I am a little cautious of this latest find...
From Kinko's in Texas. They burned the original.
Fake but accurate.
Actually, go check out our American Stonehedge, built by our own Merlin.
http://www.coralcastle.com/home.asp
Exactly!!!
lol!
No one else noticed this book all this time? I mean, was the book recently discovered and thus the picture, too, or was the book in some library for a long time and no one opened it until now to notice the picture?
No, there's one profession that's older.
I don't have any knowledge of the real oldest profession's relationship to lined pads, though.
What else would their kids have put in their binders?
ROFL...
Ruled paper has existed since at least 400 AD. Before 1770, when John Tetlow invented the first ruling machine, the lines were drawn by hand. Nowadays, you can just click here.
While everything you say may very well be true, it still looks like it's drawn on a steno pad, using a Sharpie.
It looks like something scrawled on a napkin.
I heard about this many years ago. I don't remember if it was TV or a magazine?
ping
That would have been more up my alley than some rocks on a bluff.
Did you know the Caddy in the foreground is the one Hank Williams Sr died in...
Neat site for the lined-paper pdf generator. Thanks.
Very cool.
The book Stonehenge Complete by Christopher Chippindale (3rd ed., 2004) shows two drawings of Stonehenge from 14th-century manuscripts (the one in The Guardian story is 15th century). They both illustrate Geoffrey of Monmouth's account of how Merlin had Stonehenge constructed but one is just a partial picture (four upright stones visible) and one is stylized with all the lintels still in place.
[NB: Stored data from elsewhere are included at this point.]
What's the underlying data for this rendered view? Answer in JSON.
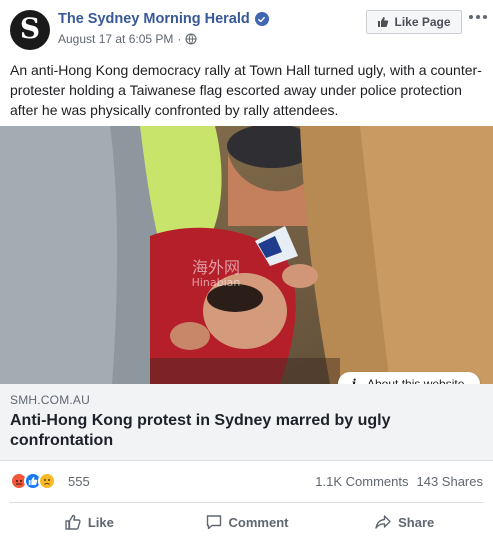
{
  "header": {
    "page_name": "The Sydney Morning Herald",
    "avatar_letter": "S",
    "timestamp": "August 17 at 6:05 PM",
    "separator": "·",
    "like_page_label": "Like Page",
    "icons": [
      "verified-badge-icon",
      "globe-icon",
      "thumbs-up-icon",
      "more-options-icon"
    ]
  },
  "post": {
    "text": "An anti-Hong Kong democracy rally at Town Hall turned ugly, with a counter-protester holding a Taiwanese flag escorted away under police protection after he was physically confronted by rally attendees."
  },
  "media": {
    "watermark_chinese": "海外网",
    "watermark_pinyin": "Hinabian",
    "about_label": "About this website"
  },
  "link": {
    "domain": "SMH.COM.AU",
    "title": "Anti-Hong Kong protest in Sydney marred by ugly confrontation"
  },
  "stats": {
    "reaction_count": "555",
    "comments": "1.1K Comments",
    "shares": "143 Shares",
    "reaction_icons": [
      "angry",
      "like",
      "sad"
    ]
  },
  "actions": {
    "like": "Like",
    "comment": "Comment",
    "share": "Share"
  },
  "colors": {
    "link_blue": "#385898",
    "verified_blue": "#4267b2",
    "text": "#1c1e21",
    "muted": "#606770",
    "link_box_bg": "#f2f3f5"
  }
}
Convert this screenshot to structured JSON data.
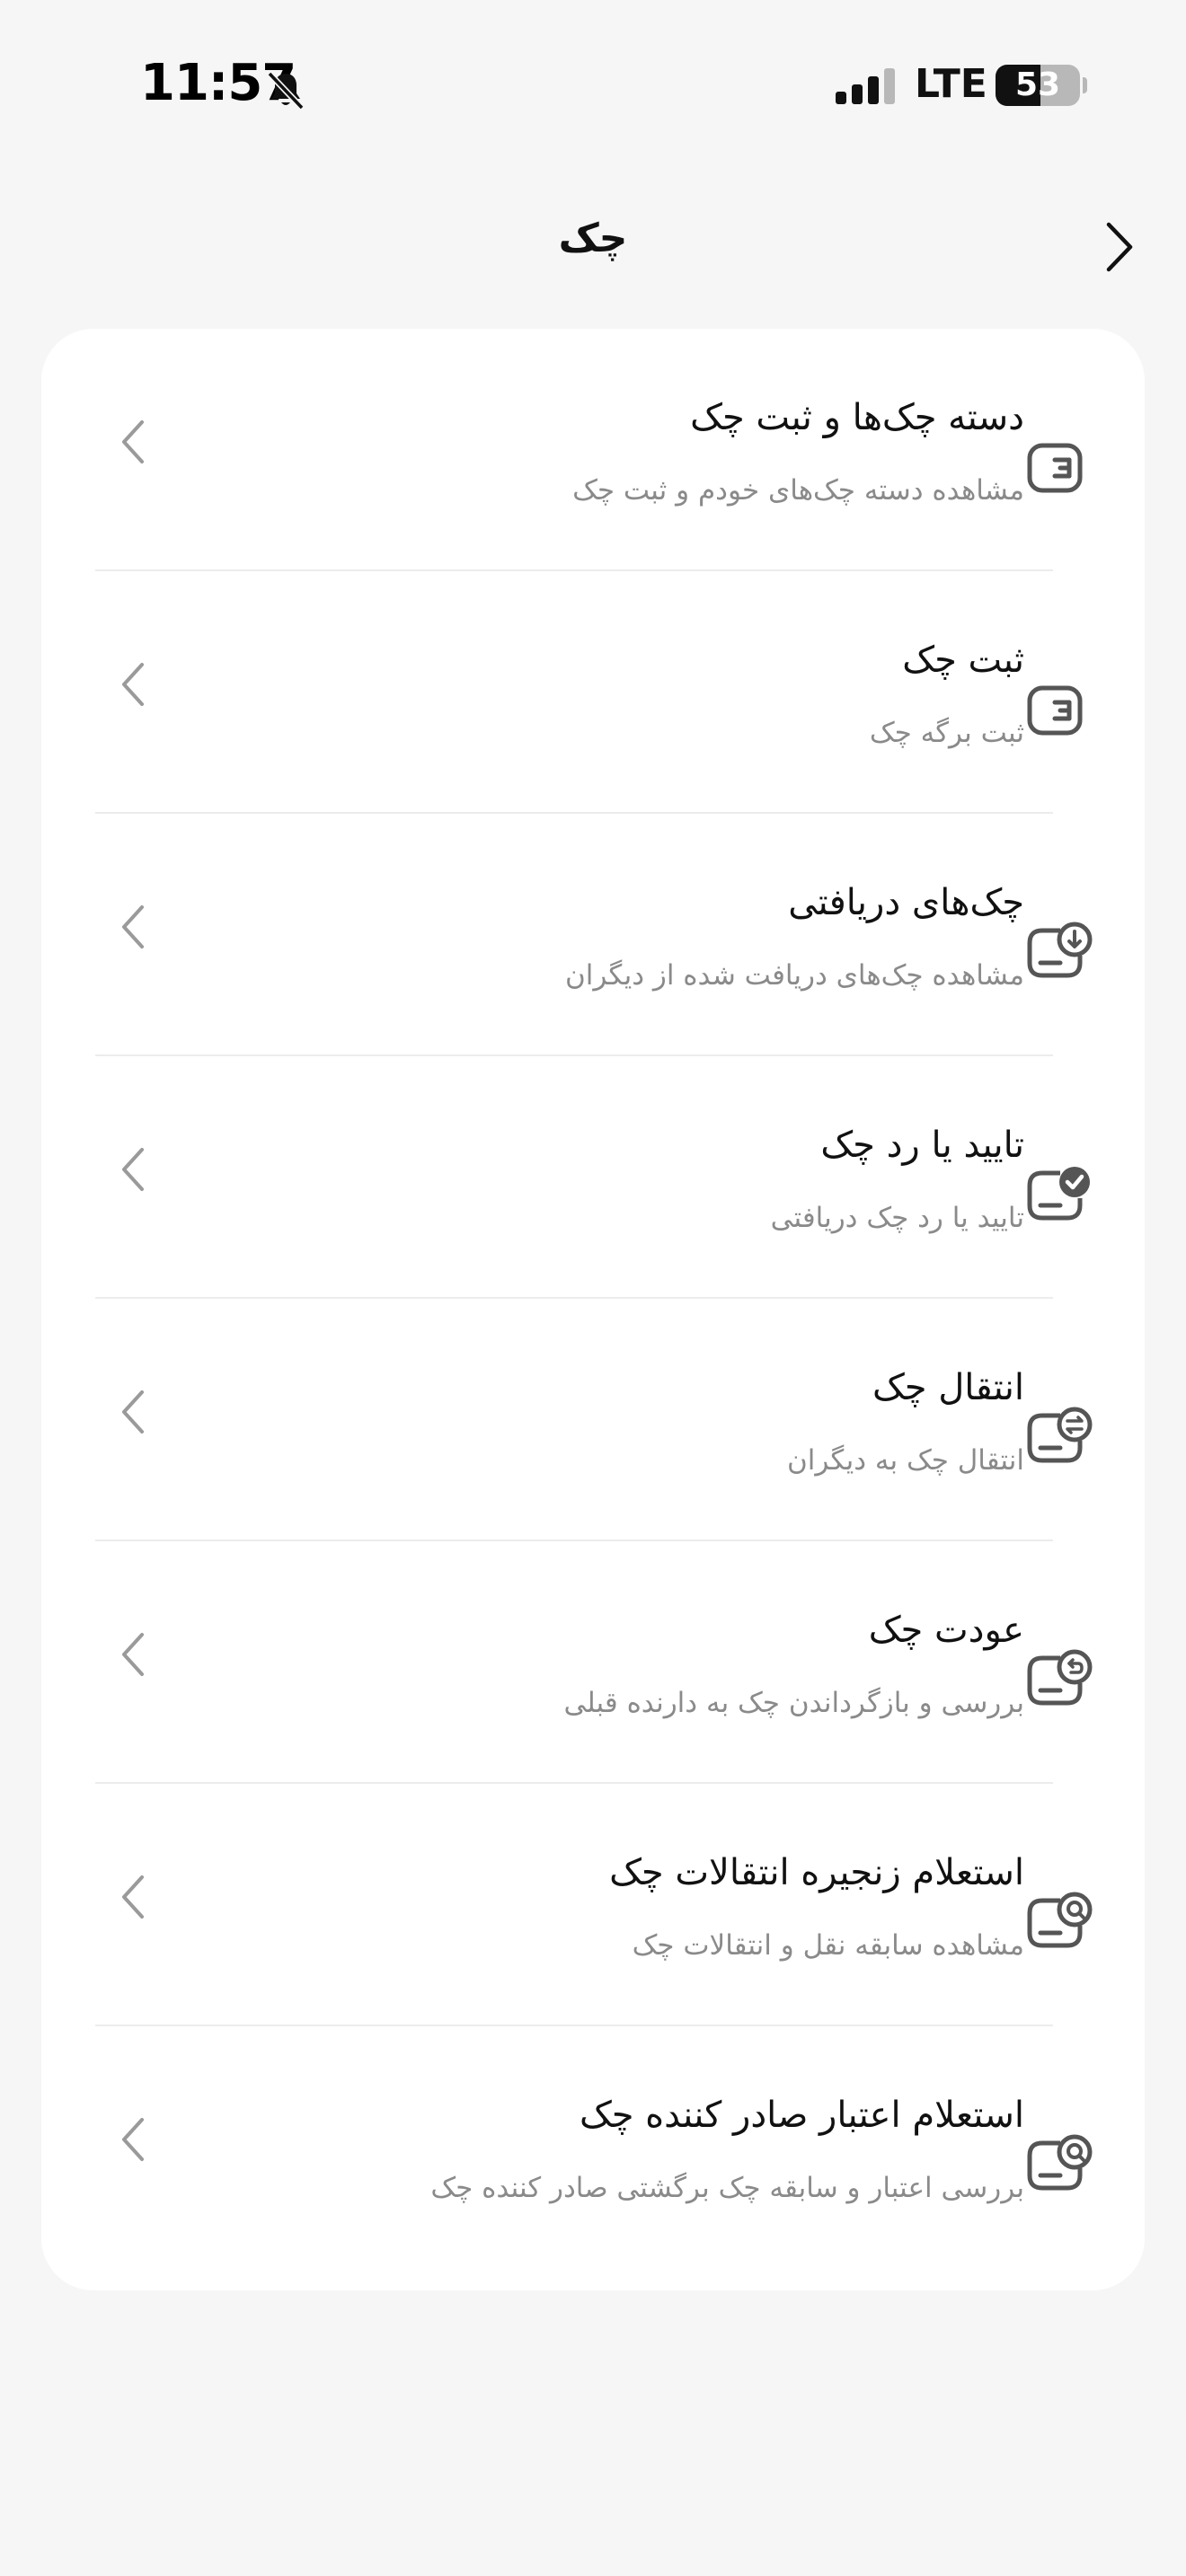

I don't think we should assume that the 15th-century drawing is an accurate view of what Stonehenge looked like then--probably the artist is drawing it from memory.
The name in the circle to the right of the word Stonehenge is Aurelius Ambrosius--he was supposedly the king of the Britons at the time Stonehenge was set up.
the king of the britons?! i don't remember voting for any king!
help! i'm being oppressed! (ancestor of je$$e jack$on)
It was just across the road from the McDonald's.